Since leaving frontline politics, Sir Robbie has written a number of articles criticising the broadcaster, particularly criticising its supposedly “woke” staff.
The brother of schools minister Nick Gibb, he has criticised Radio 4’s Today programme as being “trapped by its own woke group think”, accusing it of painting a “picture of Britain that is monstrously out of touch”.
“The BBC has been culturally captured by the woke-dominated group think of some of its own staff,” he wrote in the Telegraph last year.
“There is a default Left-leaning attitude from a metropolitan workforce mostly drawn from a similar social and economic background.”
Speaking after his appointment, Sir Robbie said: “Throughout my time at the BBC and since leaving I have always believed that impartiality should be the BBC’s number one priority because it is so critical to audience trust.
“The Corporation has a big job to reform and make sure it once again becomes the gold standard for broadcasting impartiality – I am privileged to have the chance to play a part in helping the BBC achieve that.”
Sir Robbie was knighted in May’s resignations honours list in 2019. He was criticised as a “hard Brexiter” trying to destroy May’s search for compromise during wranglings over the EU exit by then-MP Nick Boles as he quit the Tories.
Before entering frontline politics, Sir Robbie was deputy editor of BBC Newsnight and editor of The Daily Politics and This Week. He was appointed to the paid role by the Department for Digital, Culture, Media and Sport.
Meanwhile, Sir Simon Stevens will be appointed to the House of Lords after announcing that he plans to quit his position as chief executive of NHS England in the summer, No 10 has said.
Boris Johnson said the outgoing health chief had “led the NHS with great distinction for the past seven years”.
NHS England said Sir Simon on Thursday notified the organisation’s board of his decision to stand down “as planned” at the end of July.
In a separate announcement, Downing Street said the Queen had been pleased to confer a life peerage on Sir Simon following his decision
He will sit as a crossbencher, according to an NHS England spokesman.
In a statement, Sir Simon said: “Joining the health service in my early twenties was one of the best decisions I’ve ever made, followed three decades later by the privilege of leading the NHS through some of the toughest challenges in its history.
“The people of this country have rightly recognised the extraordinary service of NHS staff during this terrible pandemic, as well as the success of our Covid vaccination deployment.

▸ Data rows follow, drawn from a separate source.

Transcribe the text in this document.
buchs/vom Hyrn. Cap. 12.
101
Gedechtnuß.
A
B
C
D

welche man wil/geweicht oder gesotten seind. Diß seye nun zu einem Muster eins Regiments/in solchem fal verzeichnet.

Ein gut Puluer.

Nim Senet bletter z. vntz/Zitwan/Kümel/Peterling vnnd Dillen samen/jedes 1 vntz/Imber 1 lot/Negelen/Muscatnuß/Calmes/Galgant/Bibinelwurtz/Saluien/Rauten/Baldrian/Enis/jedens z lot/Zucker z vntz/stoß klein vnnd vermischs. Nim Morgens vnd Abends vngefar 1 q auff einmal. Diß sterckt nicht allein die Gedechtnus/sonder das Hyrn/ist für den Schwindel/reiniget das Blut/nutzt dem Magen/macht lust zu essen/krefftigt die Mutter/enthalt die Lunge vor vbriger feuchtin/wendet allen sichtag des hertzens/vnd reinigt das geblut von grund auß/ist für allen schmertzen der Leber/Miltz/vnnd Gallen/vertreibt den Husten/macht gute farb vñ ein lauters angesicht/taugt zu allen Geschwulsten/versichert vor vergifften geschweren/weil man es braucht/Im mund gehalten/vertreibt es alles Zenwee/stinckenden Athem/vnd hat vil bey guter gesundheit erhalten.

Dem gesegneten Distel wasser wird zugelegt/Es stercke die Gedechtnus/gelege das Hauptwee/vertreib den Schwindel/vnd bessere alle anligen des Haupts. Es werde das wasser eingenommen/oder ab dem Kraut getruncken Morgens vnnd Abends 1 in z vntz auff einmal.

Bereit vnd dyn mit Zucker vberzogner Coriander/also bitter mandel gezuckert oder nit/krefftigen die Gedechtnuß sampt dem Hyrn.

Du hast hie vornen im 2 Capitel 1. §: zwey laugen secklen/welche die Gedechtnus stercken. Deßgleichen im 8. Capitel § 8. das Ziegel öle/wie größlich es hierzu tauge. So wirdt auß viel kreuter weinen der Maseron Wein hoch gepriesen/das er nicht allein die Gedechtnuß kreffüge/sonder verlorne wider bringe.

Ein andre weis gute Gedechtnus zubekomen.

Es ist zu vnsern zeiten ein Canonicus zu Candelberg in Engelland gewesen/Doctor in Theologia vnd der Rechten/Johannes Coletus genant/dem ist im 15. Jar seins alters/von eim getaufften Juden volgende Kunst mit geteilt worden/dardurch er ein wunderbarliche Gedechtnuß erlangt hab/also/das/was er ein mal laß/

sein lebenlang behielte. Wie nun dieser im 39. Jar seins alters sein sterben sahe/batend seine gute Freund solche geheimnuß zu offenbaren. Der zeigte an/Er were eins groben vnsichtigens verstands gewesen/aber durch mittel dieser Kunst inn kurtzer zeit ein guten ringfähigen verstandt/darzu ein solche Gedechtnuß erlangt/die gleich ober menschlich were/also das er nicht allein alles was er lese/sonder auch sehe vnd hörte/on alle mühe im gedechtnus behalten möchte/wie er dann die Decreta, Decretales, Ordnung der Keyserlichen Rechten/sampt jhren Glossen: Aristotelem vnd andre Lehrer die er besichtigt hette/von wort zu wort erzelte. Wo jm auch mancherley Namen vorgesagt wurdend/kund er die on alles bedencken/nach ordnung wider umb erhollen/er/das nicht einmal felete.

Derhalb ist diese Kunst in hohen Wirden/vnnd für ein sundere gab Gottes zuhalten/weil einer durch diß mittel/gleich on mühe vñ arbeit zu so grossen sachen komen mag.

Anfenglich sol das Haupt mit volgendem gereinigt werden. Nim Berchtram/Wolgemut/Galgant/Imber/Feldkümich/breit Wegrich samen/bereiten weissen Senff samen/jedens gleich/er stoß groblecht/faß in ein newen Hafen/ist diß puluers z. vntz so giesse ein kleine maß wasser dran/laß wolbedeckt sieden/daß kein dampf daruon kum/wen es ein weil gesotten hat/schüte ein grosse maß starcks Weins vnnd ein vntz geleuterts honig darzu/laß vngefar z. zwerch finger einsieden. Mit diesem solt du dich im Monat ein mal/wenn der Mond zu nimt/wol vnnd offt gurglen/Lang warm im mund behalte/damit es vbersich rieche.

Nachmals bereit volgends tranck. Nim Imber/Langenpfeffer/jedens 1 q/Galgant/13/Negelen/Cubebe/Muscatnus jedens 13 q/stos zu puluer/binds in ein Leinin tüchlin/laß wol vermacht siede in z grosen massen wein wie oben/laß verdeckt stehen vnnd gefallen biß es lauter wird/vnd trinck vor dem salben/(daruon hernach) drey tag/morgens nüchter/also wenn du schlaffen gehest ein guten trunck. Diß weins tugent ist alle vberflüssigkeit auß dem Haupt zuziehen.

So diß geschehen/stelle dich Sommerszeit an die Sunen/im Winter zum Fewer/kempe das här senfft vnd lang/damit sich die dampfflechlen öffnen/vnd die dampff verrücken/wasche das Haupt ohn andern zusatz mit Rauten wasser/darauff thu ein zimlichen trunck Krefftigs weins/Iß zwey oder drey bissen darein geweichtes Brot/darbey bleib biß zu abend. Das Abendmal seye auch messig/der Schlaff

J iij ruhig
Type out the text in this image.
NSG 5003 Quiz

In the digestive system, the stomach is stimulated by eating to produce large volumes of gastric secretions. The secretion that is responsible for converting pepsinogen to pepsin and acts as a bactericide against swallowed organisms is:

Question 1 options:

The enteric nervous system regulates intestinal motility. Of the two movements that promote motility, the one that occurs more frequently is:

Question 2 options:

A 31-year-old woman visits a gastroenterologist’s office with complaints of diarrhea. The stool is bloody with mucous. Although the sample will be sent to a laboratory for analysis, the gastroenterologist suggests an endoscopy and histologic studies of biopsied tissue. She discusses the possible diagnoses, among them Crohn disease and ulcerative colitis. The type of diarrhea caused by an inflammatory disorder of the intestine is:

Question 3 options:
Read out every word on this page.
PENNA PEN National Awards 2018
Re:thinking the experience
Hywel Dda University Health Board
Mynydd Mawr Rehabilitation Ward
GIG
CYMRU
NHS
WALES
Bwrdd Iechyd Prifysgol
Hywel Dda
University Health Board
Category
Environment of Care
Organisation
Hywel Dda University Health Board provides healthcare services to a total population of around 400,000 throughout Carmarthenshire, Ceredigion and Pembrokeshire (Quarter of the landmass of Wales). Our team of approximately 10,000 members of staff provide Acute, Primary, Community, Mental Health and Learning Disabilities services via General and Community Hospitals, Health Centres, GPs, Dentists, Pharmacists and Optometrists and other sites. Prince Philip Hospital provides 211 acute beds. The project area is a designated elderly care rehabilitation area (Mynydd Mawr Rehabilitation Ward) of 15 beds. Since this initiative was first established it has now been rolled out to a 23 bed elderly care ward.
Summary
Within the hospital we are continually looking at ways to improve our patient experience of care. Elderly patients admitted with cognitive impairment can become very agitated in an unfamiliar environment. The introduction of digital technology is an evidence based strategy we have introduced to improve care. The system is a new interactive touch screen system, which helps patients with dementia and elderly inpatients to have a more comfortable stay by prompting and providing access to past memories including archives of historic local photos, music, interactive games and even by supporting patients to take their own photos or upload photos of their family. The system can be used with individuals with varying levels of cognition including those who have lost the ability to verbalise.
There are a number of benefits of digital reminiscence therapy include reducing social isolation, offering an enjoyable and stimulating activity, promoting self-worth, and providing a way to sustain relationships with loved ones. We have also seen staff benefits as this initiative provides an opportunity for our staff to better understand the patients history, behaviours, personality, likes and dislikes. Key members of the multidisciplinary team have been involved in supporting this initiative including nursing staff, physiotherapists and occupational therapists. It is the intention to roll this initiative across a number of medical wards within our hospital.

“As the pandemic recedes in this country, the NHS’s track record in advancing medical progress in a way that works for everyone rightly continues to inspire young people to join one of the greatest causes – health and high quality care for all, now and for future generations.”
Johnson issued his thanks for Sir Simon’s “dedicated service … especially when facing the extraordinary pressures of the past year, and for his huge contribution to our vaccine rollout”.